Une alliance entre passé et présent, héritage et disruption, qui a également forgé le retour en grâce de Balenciaga sous la vision créative de Nicolas Ghesquière, de Carven sous la houlette de Guillaume Henry, ou encore de Schiaparelli, rachetée en 2007 par Diego Della Valle et confiée à raison à Bertrand Guyon en 2015.

…Et quelques ratés

Mais il arrive parfois que la magie n’opère pas, et les exemples de tentative de relance infructueuse sont légion. Citons par exemple Charles Frederick Worth. Fermée en 1956, la vénérable maison était passée de main en main avant de se risquer, en 2011, à revenir sur le devant de la scène, sous la houlette du créateur Giovanni Bedin. Une tentative stoppée net après seulement trois collections. Même funeste destinée pour la maison Grès, revendue en 1984 à Bernard Tapie, qui ambitionne d’en faire du prêt-à-porter. Un projet qui ne verra jamais le jour, et qui se soldera par la mise aux enchères des archives et collections de la maison, sous l’emprise du groupe Jacques Esterel.

Une gestion malavisée, une stratégie de rendement trop précipitée ou encore une méconnaissance du secteur, les motifs ne manquent pas pour expliquer ces ratés. Mais il faut également replacer la situation dans son contexte. Si ces maisons ont défrayé la chronique en leurs temps pour leur vision avant-gardiste, leurs codes n’ont aujourd’hui, bien souvent, plus de réelle signification. Par ailleurs, elles doivent désormais composer avec un paysage mode entièrement renouvelé.

S’adapter à une nouvelle donne

Entrée dans une nouvelle ère, l’industrie de la mode et du luxe subit une profonde mutation, amenée par la mondialisation, l’avènement de la consommation de masse, la révolution digitale et l’explosion des réseaux sociaux. Autant de facteurs qui ont largement bouleversé son fonctionnement, son modèle de croissance et de communication. Côté tendance, l’élégance protocolaire s’est peu à peu dissipée, les modes venues de la rue ont pris d’assaut les catwalks, les genres se sont fusionnés.

Un nouveau paradigme avec lequel les anciennes maisons sont donc dans l’obligation de composer, et qui s’inscrit parfois à des années lumière de leur vision et leur patrimoine.

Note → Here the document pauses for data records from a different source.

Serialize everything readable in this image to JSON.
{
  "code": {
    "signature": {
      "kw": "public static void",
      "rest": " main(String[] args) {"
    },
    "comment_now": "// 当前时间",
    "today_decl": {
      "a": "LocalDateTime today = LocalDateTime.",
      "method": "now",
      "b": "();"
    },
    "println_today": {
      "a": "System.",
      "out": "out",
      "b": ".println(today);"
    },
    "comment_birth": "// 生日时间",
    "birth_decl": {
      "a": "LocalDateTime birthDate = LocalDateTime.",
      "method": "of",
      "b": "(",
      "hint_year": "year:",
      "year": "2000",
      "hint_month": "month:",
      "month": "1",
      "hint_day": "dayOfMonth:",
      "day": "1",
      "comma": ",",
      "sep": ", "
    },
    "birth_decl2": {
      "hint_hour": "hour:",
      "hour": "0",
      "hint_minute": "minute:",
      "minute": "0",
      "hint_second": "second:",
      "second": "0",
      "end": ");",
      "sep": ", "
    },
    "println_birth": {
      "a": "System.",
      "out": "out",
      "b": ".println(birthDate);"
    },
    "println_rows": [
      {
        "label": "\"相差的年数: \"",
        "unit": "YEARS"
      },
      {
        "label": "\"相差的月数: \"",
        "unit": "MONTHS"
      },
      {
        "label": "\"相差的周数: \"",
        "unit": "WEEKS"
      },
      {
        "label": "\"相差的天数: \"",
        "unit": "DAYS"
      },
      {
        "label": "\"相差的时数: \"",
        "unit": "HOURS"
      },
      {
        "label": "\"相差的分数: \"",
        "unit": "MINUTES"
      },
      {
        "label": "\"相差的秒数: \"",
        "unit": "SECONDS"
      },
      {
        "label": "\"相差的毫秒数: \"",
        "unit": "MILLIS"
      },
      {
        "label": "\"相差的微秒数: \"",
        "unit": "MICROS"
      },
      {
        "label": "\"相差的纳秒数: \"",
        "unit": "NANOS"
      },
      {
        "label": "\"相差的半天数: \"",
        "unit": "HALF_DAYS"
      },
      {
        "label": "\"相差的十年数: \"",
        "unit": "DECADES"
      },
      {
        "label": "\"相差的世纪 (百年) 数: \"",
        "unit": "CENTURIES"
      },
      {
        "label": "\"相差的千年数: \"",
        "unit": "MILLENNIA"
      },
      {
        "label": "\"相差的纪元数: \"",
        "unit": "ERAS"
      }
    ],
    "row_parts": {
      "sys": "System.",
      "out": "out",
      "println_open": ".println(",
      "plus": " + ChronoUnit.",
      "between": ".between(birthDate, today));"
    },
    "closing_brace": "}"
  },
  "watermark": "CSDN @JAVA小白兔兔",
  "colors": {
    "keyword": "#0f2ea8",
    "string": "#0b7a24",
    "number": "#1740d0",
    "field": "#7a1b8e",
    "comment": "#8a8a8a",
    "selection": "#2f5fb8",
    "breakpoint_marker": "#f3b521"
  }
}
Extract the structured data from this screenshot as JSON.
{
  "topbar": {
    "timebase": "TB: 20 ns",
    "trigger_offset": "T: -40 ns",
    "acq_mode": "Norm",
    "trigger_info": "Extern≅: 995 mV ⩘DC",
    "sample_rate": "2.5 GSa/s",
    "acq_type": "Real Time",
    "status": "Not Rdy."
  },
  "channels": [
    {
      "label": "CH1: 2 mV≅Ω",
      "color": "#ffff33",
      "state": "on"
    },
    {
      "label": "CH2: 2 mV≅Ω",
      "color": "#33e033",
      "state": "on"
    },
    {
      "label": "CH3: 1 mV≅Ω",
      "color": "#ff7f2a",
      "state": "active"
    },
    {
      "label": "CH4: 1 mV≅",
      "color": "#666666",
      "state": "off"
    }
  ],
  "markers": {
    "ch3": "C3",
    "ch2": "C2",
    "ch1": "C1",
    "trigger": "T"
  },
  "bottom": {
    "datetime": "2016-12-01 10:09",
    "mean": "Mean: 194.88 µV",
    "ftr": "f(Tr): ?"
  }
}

Ceux-là même qui suscitaient justement tout l’intérêt des investisseurs…

En parallèle, ces marques doivent faire face à une concurrence accrue. Le marché s’est notoirement élargi, avec l’émergence ces dernières années d’une kyrielle de labels toujours plus transgressifs (Vêtements, Off White, Gosha Rubchinskiy ou Y/Project pour ne pas les citer). Des jeunes marques au succès martelé à coups de hashtags, qui ont bien compris les codes et les attentes des nouvelles générations. Un atout dont il faut mesurer toute l’importance, lorsque l’on sait que les Millennials représentent désormais 85% de la croissance du secteur du luxe, et comptent pour près de 30% des ventes.

Autant de mutations auxquelles les marques doivent désormais s’adapter pour tenter, non pas de se faire un nom, mais de légitimer le leur. À la question : reste-t-il encore une place pour les grandes maisons d’antan, on serait tentés de répondre OUI, car il est essentiel de protéger de l’oubli cet inestimable capital patrimonial. À condition que ces maisons soient capables de se réinventer pour se plier aux exigences de l’ère du temps, plutôt que de capitaliser sur la nostalgie de gloires passées.